[AVA]http://s7.uploads.ru/iGnTf.jpg[/AVA]
I hear your selfish words
Whispers of support
Муторный, полный тревог день они проводят в доме Чие-баа-сама и Эбизо-одзи-сама, выслушивая тонны старческих ругательств и проклятий в адрес нынешних представителей власти и их решений, направленных против родного селения (по авторитетному мнению неугомонной Старейшины).
− Бедный ребенок, - когда Чие-баа-сама уставала поносить нынешний Совет и шпынять между делом Канкуро, она подходила к все еще бессознательному Гааре и начинала, горестно хмурясь, скрипеть над ним, нервно растирая старческие пальцы, будто не решаясь на что-то очень важное. Темари первое время постоянно встревоженно поднималась с одной из лежанок, оборудованных в подвале дома, где, собственно, и ютились все трое, но через четыре часа подобной физкультуры смирилась, списав все на старческую придурь. Несмотря на это, отдохнуть перед марш-броском через пустыню ей толком не удалось, но с этим уже ничего нельзя было поделать. Каждый раз, когда ей удавалось задремать, перед глазами разворачивались сценарии их поимки и красочные, безнадежные бои, кончающихся одинаково – воздух дрожал от безумного смеха Шукаку, огромная туша которого сминала песок и закрывала собой солнце и небо, а злобные глаза находили ее сквозь бури песка, смотрели будто бы в самую душу. Хохоча в своем визгливом сумасшествии, биджу разрывал их тела, глумился и проглатывал, и все это под аккомпанемент яростного свиста бури. Нет, Темари не могла выспаться и последние часы только лишь наблюдала за тем, как время от времени к брату подходит странно-спокойная Чие-баа-сама и, виновато сморщившись, замирает над ним, каждый раз протягивая пальцы к его голове и не решаясь коснуться бледной кожи. И только за час до выхода, когда разбудили Канкуро, и вернулся с новостями Баки, Старейшина метнулась к Гааре в последний раз, и, зажмурившись, сомкнула вялые ладони на его голове. Кисти обволокло зеленой чакрой исцеления, и вот тогда Темари резко села на лежанке, с тревогой уставившись на происходящее.

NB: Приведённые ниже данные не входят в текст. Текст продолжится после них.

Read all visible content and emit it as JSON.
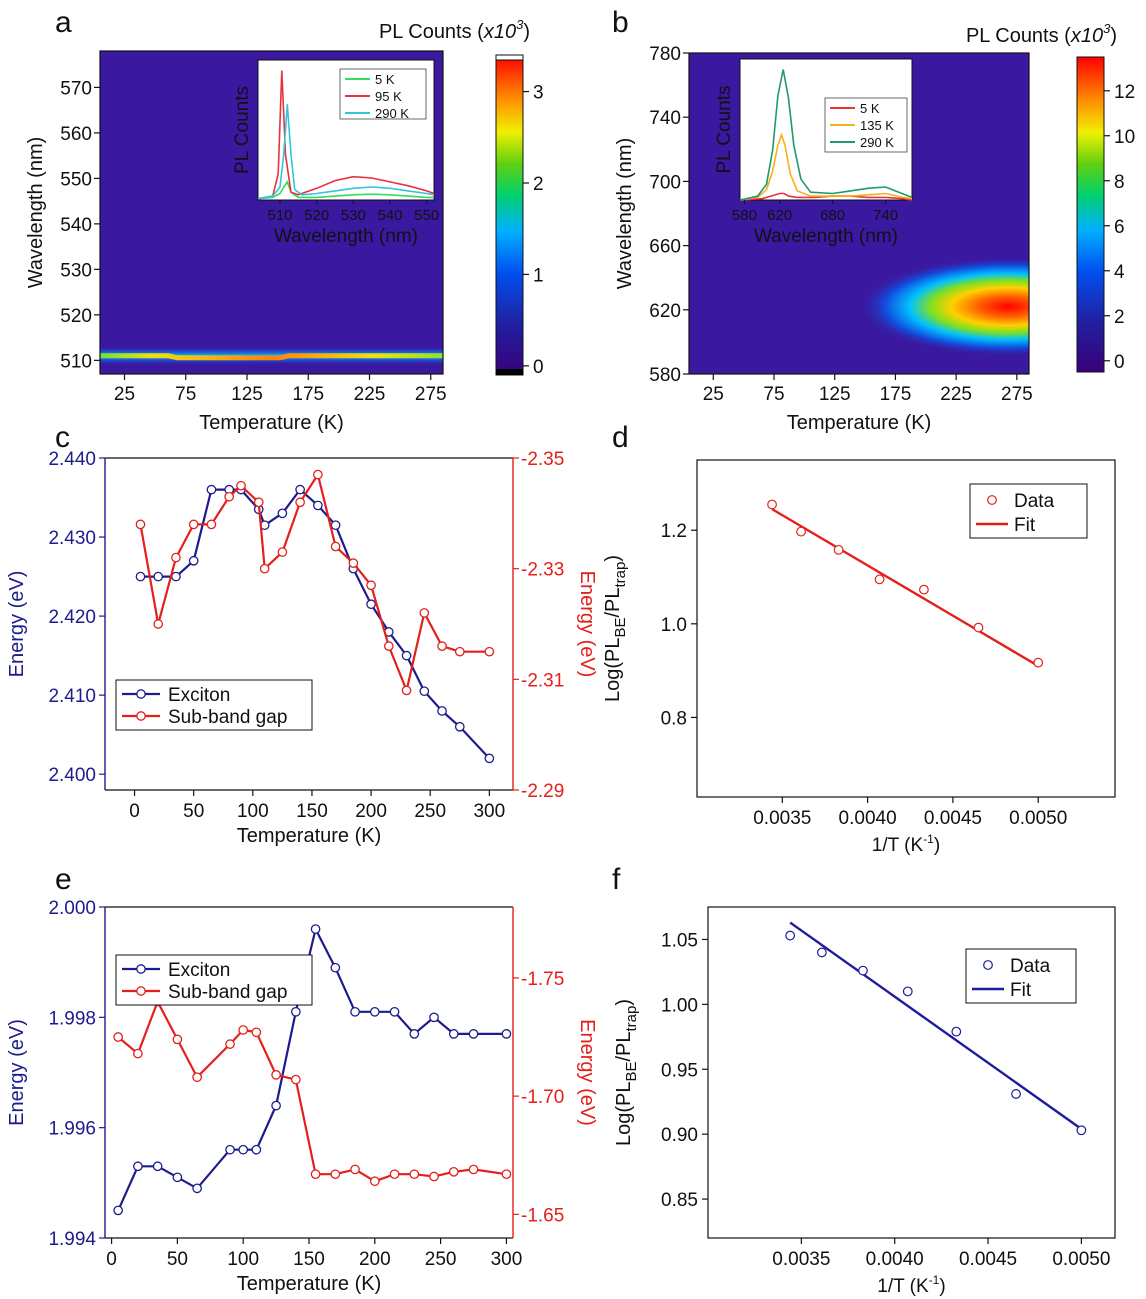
{
  "chart_data": [
    {
      "panel": "a",
      "type": "heatmap",
      "colorbar_title": "PL Counts (x10",
      "colorbar_exp": "3",
      "colorbar_close": ")",
      "xlabel": "Temperature (K)",
      "ylabel": "Wavelength (nm)",
      "xlim": [
        5,
        285
      ],
      "ylim": [
        507,
        578
      ],
      "xticks": [
        25,
        75,
        125,
        175,
        225,
        275
      ],
      "yticks": [
        510,
        520,
        530,
        540,
        550,
        560,
        570
      ],
      "colorbar_ticks": [
        0,
        1,
        2,
        3
      ],
      "colorbar_range": [
        -0.1,
        3.4
      ],
      "band": {
        "center_nm": 511,
        "peak_counts": 3.1
      },
      "inset": {
        "type": "line",
        "xlabel": "Wavelength (nm)",
        "ylabel": "PL Counts",
        "xticks": [
          510,
          520,
          530,
          540,
          550
        ],
        "xlim": [
          504,
          552
        ],
        "series": [
          {
            "name": "5 K",
            "color": "#33dd55",
            "x": [
              504,
              508,
              510,
              511,
              512,
              513,
              515,
              520,
              525,
              530,
              535,
              540,
              545,
              550,
              552
            ],
            "y": [
              0.01,
              0.02,
              0.05,
              0.1,
              0.14,
              0.06,
              0.02,
              0.02,
              0.03,
              0.04,
              0.045,
              0.04,
              0.03,
              0.02,
              0.02
            ]
          },
          {
            "name": "95 K",
            "color": "#e8323c",
            "x": [
              504,
              508,
              509.5,
              510.5,
              511.5,
              513,
              515,
              520,
              525,
              530,
              535,
              540,
              545,
              550,
              552
            ],
            "y": [
              0.01,
              0.03,
              0.2,
              1.0,
              0.35,
              0.06,
              0.04,
              0.09,
              0.15,
              0.18,
              0.17,
              0.14,
              0.11,
              0.07,
              0.05
            ]
          },
          {
            "name": "290 K",
            "color": "#33c6dd",
            "x": [
              504,
              508,
              510,
              511,
              512,
              513,
              514,
              516,
              520,
              525,
              530,
              535,
              540,
              545,
              550,
              552
            ],
            "y": [
              0.01,
              0.03,
              0.1,
              0.35,
              0.74,
              0.35,
              0.08,
              0.04,
              0.05,
              0.07,
              0.09,
              0.1,
              0.09,
              0.07,
              0.05,
              0.04
            ]
          }
        ]
      }
    },
    {
      "panel": "b",
      "type": "heatmap",
      "colorbar_title": "PL Counts (x10",
      "colorbar_exp": "3",
      "colorbar_close": ")",
      "xlabel": "Temperature (K)",
      "ylabel": "Wavelength (nm)",
      "xlim": [
        5,
        285
      ],
      "ylim": [
        580,
        780
      ],
      "xticks": [
        25,
        75,
        125,
        175,
        225,
        275
      ],
      "yticks": [
        580,
        620,
        660,
        700,
        740,
        780
      ],
      "colorbar_ticks": [
        0,
        2,
        4,
        6,
        8,
        10,
        12
      ],
      "colorbar_range": [
        -0.5,
        13.5
      ],
      "blob": {
        "center_K": 268,
        "center_nm": 622,
        "peak_counts": 13
      },
      "inset": {
        "type": "line",
        "xlabel": "Wavelength (nm)",
        "ylabel": "PL Counts",
        "xticks": [
          580,
          620,
          680,
          740
        ],
        "xlim": [
          575,
          770
        ],
        "series": [
          {
            "name": "5 K",
            "color": "#e8323c",
            "x": [
              575,
              600,
              610,
              620,
              625,
              630,
              640,
              660,
              680,
              700,
              720,
              740,
              760,
              770
            ],
            "y": [
              0.0,
              0.01,
              0.03,
              0.05,
              0.05,
              0.03,
              0.02,
              0.02,
              0.03,
              0.03,
              0.02,
              0.02,
              0.01,
              0.0
            ]
          },
          {
            "name": "135 K",
            "color": "#f5b01e",
            "x": [
              575,
              595,
              605,
              612,
              618,
              622,
              626,
              632,
              640,
              655,
              680,
              700,
              720,
              740,
              760,
              770
            ],
            "y": [
              0.0,
              0.02,
              0.08,
              0.22,
              0.42,
              0.5,
              0.42,
              0.2,
              0.07,
              0.03,
              0.03,
              0.03,
              0.04,
              0.05,
              0.02,
              0.01
            ]
          },
          {
            "name": "290 K",
            "color": "#1f9a6b",
            "x": [
              575,
              595,
              605,
              612,
              618,
              624,
              630,
              636,
              644,
              655,
              680,
              700,
              720,
              740,
              755,
              770
            ],
            "y": [
              0.0,
              0.03,
              0.12,
              0.38,
              0.8,
              1.0,
              0.78,
              0.42,
              0.16,
              0.06,
              0.05,
              0.07,
              0.09,
              0.1,
              0.06,
              0.02
            ]
          }
        ]
      }
    },
    {
      "panel": "c",
      "type": "line",
      "xlabel": "Temperature (K)",
      "ylabel": "Energy (eV)",
      "y2label": "Energy (eV)",
      "xlim": [
        -25,
        320
      ],
      "xticks": [
        0,
        50,
        100,
        150,
        200,
        250,
        300
      ],
      "ylim": [
        2.398,
        2.44
      ],
      "yticks": [
        "2.400",
        "2.410",
        "2.420",
        "2.430",
        "2.440"
      ],
      "y2lim": [
        2.29,
        2.35
      ],
      "y2ticks": [
        "2.29",
        "2.31",
        "2.33",
        "2.35"
      ],
      "legend_position": "lower-left",
      "series": [
        {
          "name": "Exciton",
          "axis": "left",
          "color": "#1c1c8c",
          "x": [
            5,
            20,
            35,
            50,
            65,
            80,
            90,
            105,
            110,
            125,
            140,
            155,
            170,
            185,
            200,
            215,
            230,
            245,
            260,
            275,
            300
          ],
          "y": [
            2.425,
            2.425,
            2.425,
            2.427,
            2.436,
            2.436,
            2.436,
            2.4335,
            2.4315,
            2.433,
            2.436,
            2.434,
            2.4315,
            2.426,
            2.4215,
            2.418,
            2.415,
            2.4105,
            2.408,
            2.406,
            2.402
          ]
        },
        {
          "name": "Sub-band gap",
          "axis": "right",
          "color": "#e3201b",
          "x": [
            5,
            20,
            35,
            50,
            65,
            80,
            90,
            105,
            110,
            125,
            140,
            155,
            170,
            185,
            200,
            215,
            230,
            245,
            260,
            275,
            300
          ],
          "y": [
            2.338,
            2.32,
            2.332,
            2.338,
            2.338,
            2.343,
            2.345,
            2.342,
            2.33,
            2.333,
            2.342,
            2.347,
            2.334,
            2.331,
            2.327,
            2.316,
            2.308,
            2.322,
            2.316,
            2.315,
            2.315
          ]
        }
      ]
    },
    {
      "panel": "d",
      "type": "scatter",
      "xlabel": "1/T (K",
      "xlabel_sup": "-1",
      "xlabel_close": ")",
      "ylabel_main": "Log(PL",
      "ylabel_sub1": "BE",
      "ylabel_mid": "/PL",
      "ylabel_sub2": "trap",
      "ylabel_close": ")",
      "xlim": [
        0.003,
        0.00545
      ],
      "xticks": [
        "0.0035",
        "0.0040",
        "0.0045",
        "0.0050"
      ],
      "ylim": [
        0.63,
        1.35
      ],
      "yticks": [
        "0.8",
        "1.0",
        "1.2"
      ],
      "legend_position": "top-right",
      "color": "#e3201b",
      "series": [
        {
          "name": "Data",
          "kind": "points",
          "x": [
            0.00344,
            0.00361,
            0.00383,
            0.00407,
            0.00433,
            0.00465,
            0.005
          ],
          "y": [
            1.255,
            1.197,
            1.158,
            1.095,
            1.073,
            0.992,
            0.917
          ]
        },
        {
          "name": "Fit",
          "kind": "line",
          "x": [
            0.00344,
            0.005
          ],
          "y": [
            1.245,
            0.91
          ]
        }
      ]
    },
    {
      "panel": "e",
      "type": "line",
      "xlabel": "Temperature (K)",
      "ylabel": "Energy (eV)",
      "y2label": "Energy (eV)",
      "xlim": [
        -5,
        305
      ],
      "xticks": [
        0,
        50,
        100,
        150,
        200,
        250,
        300
      ],
      "ylim": [
        1.994,
        2.0
      ],
      "yticks": [
        "1.994",
        "1.996",
        "1.998",
        "2.000"
      ],
      "y2lim": [
        1.64,
        1.78
      ],
      "y2ticks": [
        "1.65",
        "1.70",
        "1.75"
      ],
      "legend_position": "top-left",
      "series": [
        {
          "name": "Exciton",
          "axis": "left",
          "color": "#1c1c8c",
          "x": [
            5,
            20,
            35,
            50,
            65,
            90,
            100,
            110,
            125,
            140,
            155,
            170,
            185,
            200,
            215,
            230,
            245,
            260,
            275,
            300
          ],
          "y": [
            1.9945,
            1.9953,
            1.9953,
            1.9951,
            1.9949,
            1.9956,
            1.9956,
            1.9956,
            1.9964,
            1.9981,
            1.9996,
            1.9989,
            1.9981,
            1.9981,
            1.9981,
            1.9977,
            1.998,
            1.9977,
            1.9977,
            1.9977
          ]
        },
        {
          "name": "Sub-band gap",
          "axis": "right",
          "color": "#e3201b",
          "x": [
            5,
            20,
            35,
            50,
            65,
            90,
            100,
            110,
            125,
            140,
            155,
            170,
            185,
            200,
            215,
            230,
            245,
            260,
            275,
            300
          ],
          "y": [
            1.725,
            1.718,
            1.74,
            1.724,
            1.708,
            1.722,
            1.728,
            1.727,
            1.709,
            1.707,
            1.667,
            1.667,
            1.669,
            1.664,
            1.667,
            1.667,
            1.666,
            1.668,
            1.669,
            1.667
          ]
        }
      ]
    },
    {
      "panel": "f",
      "type": "scatter",
      "xlabel": "1/T (K",
      "xlabel_sup": "-1",
      "xlabel_close": ")",
      "ylabel_main": "Log(PL",
      "ylabel_sub1": "BE",
      "ylabel_mid": "/PL",
      "ylabel_sub2": "trap",
      "ylabel_close": ")",
      "xlim": [
        0.003,
        0.00518
      ],
      "xticks": [
        "0.0035",
        "0.0040",
        "0.0045",
        "0.0050"
      ],
      "ylim": [
        0.82,
        1.075
      ],
      "yticks": [
        "0.85",
        "0.90",
        "0.95",
        "1.00",
        "1.05"
      ],
      "legend_position": "right",
      "color": "#1c1c9c",
      "series": [
        {
          "name": "Data",
          "kind": "points",
          "x": [
            0.00344,
            0.00361,
            0.00383,
            0.00407,
            0.00433,
            0.00465,
            0.005
          ],
          "y": [
            1.053,
            1.04,
            1.026,
            1.01,
            0.979,
            0.931,
            0.903
          ]
        },
        {
          "name": "Fit",
          "kind": "line",
          "x": [
            0.00344,
            0.005
          ],
          "y": [
            1.063,
            0.904
          ]
        }
      ]
    }
  ]
}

− Бедный, бедный мальчик, - горестно проскрипела Чие-баа-сама, и, заметив ее тревогу, ядовито добавила, − Я стараюсь ему помочь, дурында, не бойся. Кое-что подлатать могу, но не его разум. Это уже на вашей совести...Тебя и этого болвана! – не отрываясь от лечения, рявкнула она в сторону Канкуро. Темари молча переглянулась с братом, пожала плечами и отвернулась, предпочитая заняться недолгими сборами. Бабуля Чие была, конечно, личностью сумасбродной, но как медик легендарной не менее, нежели «Цунаде-химе», и ей она могла доверить заботу о Гааре такого рода. К тому же, глубоко в душе, она надеялась, что умения старой куноичи позволят исправить последствия боя и нивелируют произошедшие отклонения от нормы в работе его мозга. Возможно, она сможет сделать больше, чем ирьенины больницы, Темари хотелось на это надеяться, и она надеялась, тщательно закрепляя на теле подобранную амуницию.
Наконец, исцеляющая чакра исчезла, Чие ласково огладила лоб джинчуурики и под аккомпанемент совсем уж невнятных бормотаний словно в быстром массаже прошлась руками по всему его телу.

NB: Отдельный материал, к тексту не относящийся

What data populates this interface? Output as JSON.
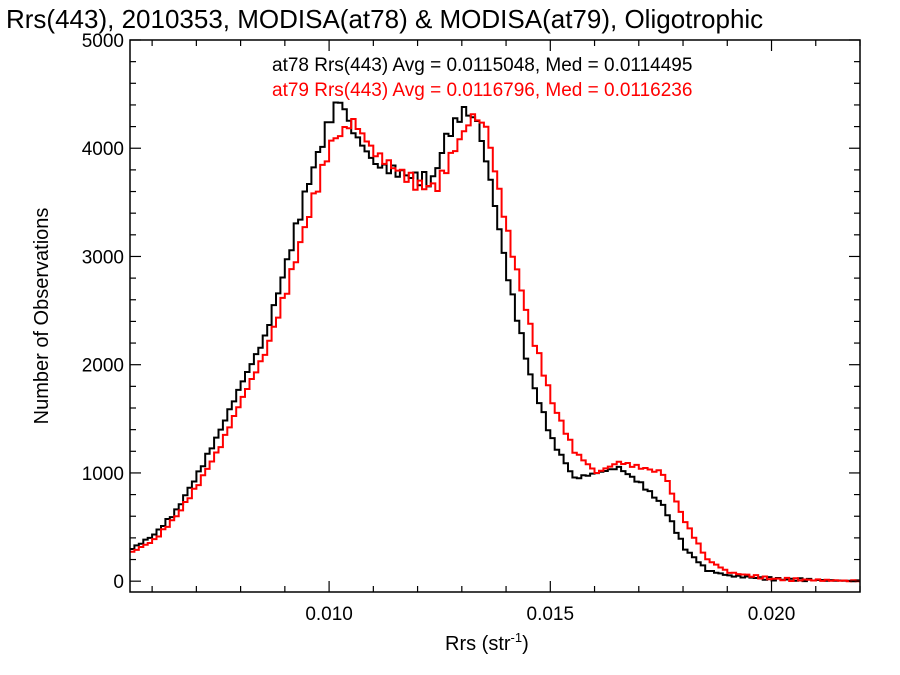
{
  "chart_data": {
    "type": "line",
    "title": "Rrs(443), 2010353, MODISA(at78) & MODISA(at79), Oligotrophic",
    "xlabel_main": "Rrs (str",
    "xlabel_sup": "-1",
    "xlabel_close": ")",
    "ylabel": "Number of Observations",
    "xlim": [
      0.0055,
      0.022
    ],
    "ylim": [
      -100,
      5000
    ],
    "xticks": [
      0.01,
      0.015,
      0.02
    ],
    "xtick_labels": [
      "0.010",
      "0.015",
      "0.020"
    ],
    "yticks": [
      0,
      1000,
      2000,
      3000,
      4000,
      5000
    ],
    "ytick_labels": [
      "0",
      "1000",
      "2000",
      "3000",
      "4000",
      "5000"
    ],
    "grid": false,
    "legend_placement": "top-right",
    "series": [
      {
        "name": "at78",
        "color": "#000000",
        "legend": "at78 Rrs(443) Avg = 0.0115048, Med = 0.0114495",
        "points": [
          [
            0.0055,
            300
          ],
          [
            0.006,
            430
          ],
          [
            0.0065,
            650
          ],
          [
            0.007,
            1000
          ],
          [
            0.0075,
            1400
          ],
          [
            0.008,
            1850
          ],
          [
            0.0085,
            2250
          ],
          [
            0.009,
            2950
          ],
          [
            0.0095,
            3700
          ],
          [
            0.01,
            4300
          ],
          [
            0.0102,
            4450
          ],
          [
            0.0105,
            4150
          ],
          [
            0.011,
            3850
          ],
          [
            0.0115,
            3780
          ],
          [
            0.012,
            3720
          ],
          [
            0.0123,
            3700
          ],
          [
            0.0126,
            4100
          ],
          [
            0.013,
            4350
          ],
          [
            0.0133,
            4250
          ],
          [
            0.0136,
            3700
          ],
          [
            0.014,
            2800
          ],
          [
            0.0145,
            1900
          ],
          [
            0.015,
            1300
          ],
          [
            0.0155,
            950
          ],
          [
            0.016,
            1000
          ],
          [
            0.0165,
            1050
          ],
          [
            0.017,
            900
          ],
          [
            0.0175,
            700
          ],
          [
            0.018,
            300
          ],
          [
            0.0185,
            100
          ],
          [
            0.019,
            50
          ],
          [
            0.02,
            20
          ],
          [
            0.022,
            0
          ]
        ]
      },
      {
        "name": "at79",
        "color": "#ff0000",
        "legend": "at79 Rrs(443) Avg = 0.0116796, Med = 0.0116236",
        "points": [
          [
            0.0055,
            270
          ],
          [
            0.006,
            380
          ],
          [
            0.0065,
            600
          ],
          [
            0.007,
            900
          ],
          [
            0.0075,
            1250
          ],
          [
            0.008,
            1700
          ],
          [
            0.0085,
            2100
          ],
          [
            0.009,
            2700
          ],
          [
            0.0095,
            3400
          ],
          [
            0.01,
            4050
          ],
          [
            0.0105,
            4250
          ],
          [
            0.011,
            3950
          ],
          [
            0.0115,
            3800
          ],
          [
            0.012,
            3650
          ],
          [
            0.0124,
            3650
          ],
          [
            0.0128,
            4000
          ],
          [
            0.0132,
            4300
          ],
          [
            0.0135,
            4200
          ],
          [
            0.014,
            3200
          ],
          [
            0.0145,
            2350
          ],
          [
            0.015,
            1650
          ],
          [
            0.0155,
            1200
          ],
          [
            0.016,
            1000
          ],
          [
            0.0165,
            1100
          ],
          [
            0.017,
            1050
          ],
          [
            0.0175,
            1000
          ],
          [
            0.018,
            550
          ],
          [
            0.0185,
            200
          ],
          [
            0.019,
            80
          ],
          [
            0.02,
            20
          ],
          [
            0.022,
            0
          ]
        ]
      }
    ]
  }
}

− Вставай, молодой Каге, - с довольным выражением лица позвала она, отступая от джинчуурики. Затягивающий ремешки Канкуро поднял голову и уставился на Старейшину, собираясь уже что-то сказать, как Гаара действительно дрогнул, приковывая к себе взгляды всех присутствующих. Затрепетали темные веки, поднялась грудь в глубоком вдохе, шевельнулись руки. Опираясь на локоть, он начал приподниматься, и Темари практически пришла ему на помощь, если бы не перехватившись ее кукловод, недовольно смотрящий на Чие.
− Чие-баа-сама, - укоризненно выдохнула Темари, замирая возле брата. Старейшина же разразилась проказливым, по-старчески дребезжащим смехом, поднимая кисти выше и демонстрируя едва заметные на кончиках растопыренных пальцев нити чакры.
− Попалась! – Чие снова засмеялась, откидывая голову назад, в полной мере наслаждаясь своей шалостью, совершено показушно шевеля пальцами у них на виду. Несмотря на ее веселье, Гаара, повинуясь этим небрежным движениям, поднялся с места настолько естественно, что в его бессознательность было сложно поверить.
Если бы только не его глаза. Черные веки действительно были открыты, но на мир смотрели пустые, чуть красноватые белки, ведь, на самом деле, он по-прежнему пребывал в обморочном сне. Темари неосознанно сильно сжала руку Канкуро, молча глядя на джинчуурики. Нити, управляющие ее младшим братом, были неразличимы, и казалось, что он просто стоит посреди комнаты, как бывало стоял прежде в приступе лунатизма. Пугающее зрелище.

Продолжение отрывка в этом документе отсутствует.